In order to make template extraction as palatable as possible I am going to start by walking through how one discovers the templates used to generate a set of URLs. I’m going to use Amazon.com as an example.
Search for “book” on Amazon.com. You should see a page with a number of results / data records. Placing your mouse over each of the titles shows many similar urls, some of which I have pasted below:
We can easily see a pattern (the template) in those urls:
http://www.amazon.com/<title>/dp/<book id>/ref=<ref id>?ie=UTF8&s=<product type>&qid=1196364228&sr=8-<index>
Our job is to find an algorithm that will allow us to automatically discover that template.
(I should mention that if one continues to other pages in the search results that there are more differences in the URLs that leads to a different pattern. In order to keep the discussion simple, I will only use the first page’s URLs. This demonstrates that a single page, even one that contains multiple records, might not contain enough information to deduce a complete template.
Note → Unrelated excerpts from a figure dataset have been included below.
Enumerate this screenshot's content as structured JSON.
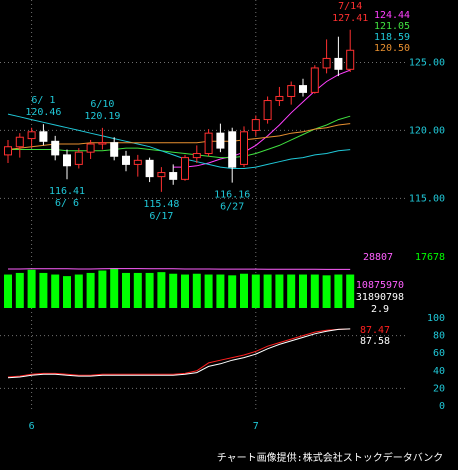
{
  "chart_data": [
    {
      "type": "candlestick",
      "ylim": [
        111.2,
        129.6
      ],
      "yticks": [
        {
          "value": 125,
          "label": "125.00"
        },
        {
          "value": 120,
          "label": "120.00"
        },
        {
          "value": 115,
          "label": "115.00"
        }
      ],
      "grid": true,
      "up_color": "#ff3030",
      "down_color": "#ffffff",
      "open": [
        118.2,
        118.8,
        119.4,
        119.9,
        119.2,
        118.2,
        117.5,
        118.4,
        119.0,
        119.1,
        118.1,
        117.5,
        117.8,
        116.6,
        116.9,
        116.4,
        118.0,
        118.3,
        119.8,
        119.9,
        117.5,
        120.0,
        120.8,
        122.2,
        122.5,
        123.3,
        122.8,
        124.6,
        125.3,
        124.5
      ],
      "high": [
        119.3,
        119.8,
        120.2,
        120.46,
        119.6,
        118.6,
        118.7,
        119.3,
        120.19,
        119.5,
        118.5,
        118.2,
        118.0,
        117.3,
        117.5,
        118.2,
        118.9,
        120.1,
        120.5,
        120.2,
        120.3,
        121.1,
        122.5,
        123.2,
        123.6,
        123.8,
        124.8,
        126.7,
        126.9,
        127.41
      ],
      "low": [
        117.6,
        118.0,
        118.7,
        118.9,
        117.8,
        116.41,
        117.2,
        117.9,
        118.6,
        117.8,
        117.0,
        116.6,
        116.2,
        115.48,
        116.0,
        116.3,
        117.6,
        118.1,
        118.4,
        116.16,
        117.3,
        119.6,
        120.5,
        121.8,
        121.9,
        122.5,
        122.7,
        124.2,
        124.0,
        124.3
      ],
      "close": [
        118.8,
        119.5,
        119.9,
        119.2,
        118.2,
        117.4,
        118.4,
        119.0,
        119.1,
        118.1,
        117.5,
        117.8,
        116.6,
        116.9,
        116.4,
        118.0,
        118.3,
        119.8,
        118.7,
        117.3,
        119.9,
        120.8,
        122.2,
        122.5,
        123.3,
        122.8,
        124.6,
        125.3,
        124.5,
        125.9
      ],
      "series": [
        {
          "color": "#ff40ff",
          "current": 124.44,
          "values": [
            null,
            null,
            null,
            null,
            null,
            null,
            null,
            null,
            null,
            null,
            null,
            null,
            null,
            null,
            117.3,
            117.3,
            117.4,
            117.6,
            117.9,
            118.1,
            118.4,
            118.9,
            119.6,
            120.4,
            121.3,
            122.1,
            122.9,
            123.6,
            124.1,
            124.44
          ]
        },
        {
          "color": "#40e040",
          "current": 121.05,
          "values": [
            118.6,
            118.6,
            118.6,
            118.6,
            118.6,
            118.5,
            118.5,
            118.5,
            118.5,
            118.6,
            118.7,
            118.7,
            118.6,
            118.5,
            118.4,
            118.3,
            118.2,
            118.1,
            118.0,
            118.0,
            118.1,
            118.3,
            118.6,
            118.9,
            119.3,
            119.7,
            120.1,
            120.4,
            120.8,
            121.05
          ]
        },
        {
          "color": "#20c8d8",
          "current": 118.59,
          "values": [
            121.2,
            121.0,
            120.8,
            120.6,
            120.4,
            120.2,
            120.0,
            119.8,
            119.6,
            119.4,
            119.2,
            119.0,
            118.8,
            118.5,
            118.2,
            117.9,
            117.7,
            117.5,
            117.3,
            117.2,
            117.2,
            117.3,
            117.5,
            117.7,
            117.9,
            118.0,
            118.2,
            118.3,
            118.5,
            118.59
          ]
        },
        {
          "color": "#e89030",
          "current": {
            "value": 120.5,
            "label": "120.50"
          },
          "values": [
            118.6,
            118.7,
            118.8,
            118.9,
            119.0,
            119.0,
            119.0,
            119.1,
            119.1,
            119.1,
            119.1,
            119.1,
            119.1,
            119.1,
            119.1,
            119.1,
            119.1,
            119.2,
            119.2,
            119.2,
            119.3,
            119.4,
            119.5,
            119.6,
            119.8,
            119.9,
            120.1,
            120.2,
            120.4,
            120.5
          ]
        }
      ],
      "annotations": [
        {
          "date": "6/ 1",
          "value": 120.46
        },
        {
          "date": "6/ 6",
          "value": 116.41
        },
        {
          "date": "6/10",
          "value": 120.19
        },
        {
          "date": "6/17",
          "value": 115.48
        },
        {
          "date": "6/27",
          "value": 116.16
        },
        {
          "date": "7/14",
          "value": 127.41,
          "color": "#ff3030"
        }
      ]
    },
    {
      "type": "bar",
      "ylim": [
        0,
        32000
      ],
      "color": "#00ff00",
      "values": [
        21000,
        22000,
        24000,
        22000,
        21000,
        20000,
        21000,
        22000,
        23500,
        25000,
        22000,
        22000,
        22000,
        22500,
        21500,
        21000,
        21500,
        21000,
        21000,
        20500,
        21500,
        21000,
        21000,
        21000,
        21000,
        21000,
        21000,
        20500,
        21000,
        21000
      ],
      "line": {
        "color": "#ff60ff",
        "values": [
          24500,
          24500,
          24600,
          24600,
          24600,
          24600,
          24500,
          24500,
          24600,
          24700,
          24700,
          24700,
          24600,
          24600,
          24600,
          24500,
          24500,
          24500,
          24400,
          24400,
          24400,
          24400,
          24300,
          24300,
          24300,
          24300,
          24300,
          24200,
          24200,
          24200
        ]
      },
      "readouts": [
        {
          "value": 28807,
          "color": "#ff60ff"
        },
        {
          "value": 17678,
          "color": "#00ff00"
        },
        {
          "value": 10875970,
          "color": "#ff60ff"
        },
        {
          "value": 31890798,
          "color": "#ffffff"
        },
        {
          "value": 2.9,
          "color": "#ffffff"
        }
      ]
    },
    {
      "type": "line",
      "categories": [
        null,
        null,
        "6",
        null,
        null,
        null,
        null,
        null,
        null,
        null,
        null,
        null,
        null,
        null,
        null,
        null,
        null,
        null,
        null,
        null,
        null,
        "7",
        null,
        null,
        null,
        null,
        null,
        null,
        null,
        null
      ],
      "ylim": [
        0,
        100
      ],
      "yticks": [
        100,
        80,
        60,
        40,
        20,
        0
      ],
      "grid_ticks": [
        80,
        20
      ],
      "series": [
        {
          "color": "#ff2020",
          "current": 87.47,
          "values": [
            33,
            34,
            36,
            37,
            37,
            36,
            35,
            35,
            36,
            36,
            36,
            36,
            36,
            36,
            36,
            37,
            40,
            49,
            52,
            55,
            58,
            62,
            68,
            72,
            76,
            80,
            84,
            86,
            87,
            87.47
          ]
        },
        {
          "color": "#ffffff",
          "current": 87.58,
          "values": [
            32,
            33,
            35,
            36,
            36,
            35,
            34,
            34,
            35,
            35,
            35,
            35,
            35,
            35,
            35,
            36,
            38,
            45,
            48,
            52,
            55,
            59,
            65,
            70,
            74,
            78,
            82,
            85,
            87,
            87.58
          ]
        }
      ]
    }
  ],
  "footer": "チャート画像提供:株式会社ストックデータバンク"
}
I also should mention that the ability to label the fields in the template as I did in the example above will not be covered (in the near future) in this series of postings. I will only state that there are techniques available in the literature on web wrappers for labeling fields.)
We are going to take two approaches to extract templates from URLs. The first will use traditional string edit distance algorithms and the second will exploit the fact that there is underlying structure in the url (i.e. the scheme, authority, path, query, and fragment).